Closed ytnvj2 closed 2 months ago
Same thing happens with Phi-3.5-MoE.
For Phi-3.5-MoE: It looks like the default scheduler path can reach the NormalPipeline, which requires(?) paged attention metadata. Likely something similar is happening for the vision model.
Ah, so the quantized pipelines can handle the lack of paged attention metadata. I'm not clear on why the Python API is routing through a different part of the code, though.
@ytnvj2 can you retry with a GGUF version of the model via the CLI? Using a GGUF might wholly disable vision. The GGUF loading panics in an unrelated area.

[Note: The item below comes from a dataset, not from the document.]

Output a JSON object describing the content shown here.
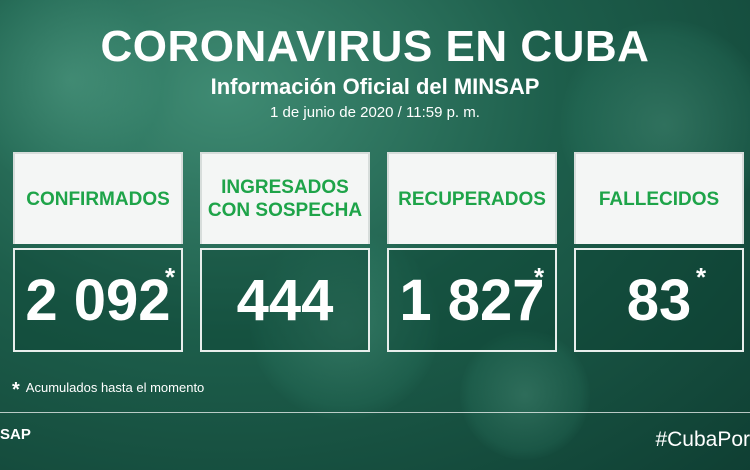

Potential confounder: I might be misreading things, but it looks like Paged Attention is disabled for non-CUDA targets (including Metal). https://github.com/EricLBuehler/mistral.rs/blob/366f9f02b7a55af8d8f32df33fd77ea6bcea8b5a/mistralrs-core/src/utils/mod.rs#L225-L233
Hi @JCRPaquin @ytnvj2 thank you for the details and all investigation! Indeed, you are correct the issue arises when there is a discrepancy there. This bug was caused by a regression from #753, and I just merged #759 which should fix this. Can you please confim this works?
@EricLBuehler thanks for the quick response! I'll try the fix in a few hours.
@EricLBuehler Tried out the fix and it works for me now. Thank you for the quick fix. Appreciate it.
Hi, I am running the phi3.5 vision model using the below command on Apple M2 macbook: 'cargo run --release --features metal -- --port 1234 vision-plain -m microsoft/Phi-3.5-vision-instruct -a phi3v'
Everything loads fine, but when I query I get this error:
mistralrs_core::engine: prompt step - Model failed with error: Msg("Forward step expected a PagedAttention input metadata. This was not provided, please ensure that the scheduler config is correctly configured for PagedAttention.")
On the other hand, If I load the model using the python API everything works fine but I am not sure how to enable ISQ in python. '' from mistralrs import Runner, Which, ChatCompletionRequest, VisionArchitecture
runner = Runner( which=Which.VisionPlain( model_id="microsoft/Phi-3.5-vision-instruct", arch=VisionArchitecture.Phi3V, ), ) '' Any idea what might be causing this and how to fix this?